I am a native speaker, but honestly I can’t really say if it improves the existing model in a objective way. Some phrases do look better, but other phrases look a lot worse. I think the best way would be to A/B test it with real users. (in other words, please don’t push this new model for now, keep the old model)
The reason I was training the model was because of that repeated words problem, but it seems that pierotofy has fixed it in another way?
For the pt-es model, do you think we would get visible improvements with your previous experience of other languages that used the lang1->en->lang2 double translate path? If so, I can try training that.

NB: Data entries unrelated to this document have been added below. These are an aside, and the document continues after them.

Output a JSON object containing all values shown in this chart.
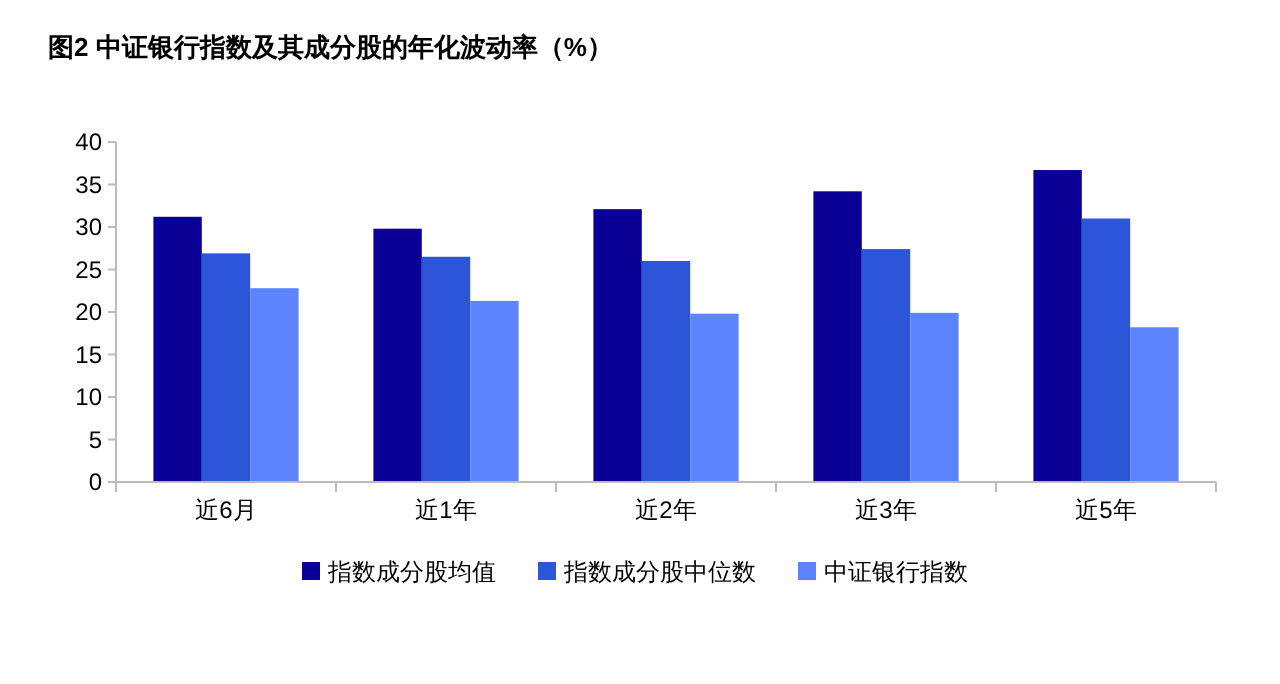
{
  "chart_data": {
    "type": "bar",
    "title": "图2  中证银行指数及其成分股的年化波动率（%）",
    "categories": [
      "近6月",
      "近1年",
      "近2年",
      "近3年",
      "近5年"
    ],
    "series": [
      {
        "name": "指数成分股均值",
        "color": "#0a0096",
        "values": [
          31.2,
          29.8,
          32.1,
          34.2,
          36.7
        ]
      },
      {
        "name": "指数成分股中位数",
        "color": "#2c55d8",
        "values": [
          26.9,
          26.5,
          26.0,
          27.4,
          31.0
        ]
      },
      {
        "name": "中证银行指数",
        "color": "#5b84fe",
        "values": [
          22.8,
          21.3,
          19.8,
          19.9,
          18.2
        ]
      }
    ],
    "ylim": [
      0,
      40
    ],
    "yticks": [
      0,
      5,
      10,
      15,
      20,
      25,
      30,
      35,
      40
    ],
    "grid": false,
    "legend": "bottom"
  }
}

I normally haven’t included non-English language pairs but I would be willing to merge es-pt. Since the languages are so similar I think there would be a big performance improvement from not pivoting through English.
I’ve seen this issue where the models need to be re-zipped a few times now and I believe it’s caused by Google Drive. Downloading from Google Drive seems to mess with the .zip file compression somehow.
Any other data source I should include in this list? (or maybe exclude?). Does more data sources mean better results? Or can it hinder the quality of the model after a certain point? Thanks in advance
I looked into this more and I think there is something broken with the current zip implementation. I made a pull request with a new version that seems to work better.
I’ve encountered the same problem.
I assume it has to do with the way the files are sorted in the script (9 more than 5).
I worked around this problem temporarily by simply deleting step files 1000 through 9000.
The same problem exists when averaging control points, so be careful, you may average points 9000 and 50000 for example, BLEU may be high, but translate with mediocre quality.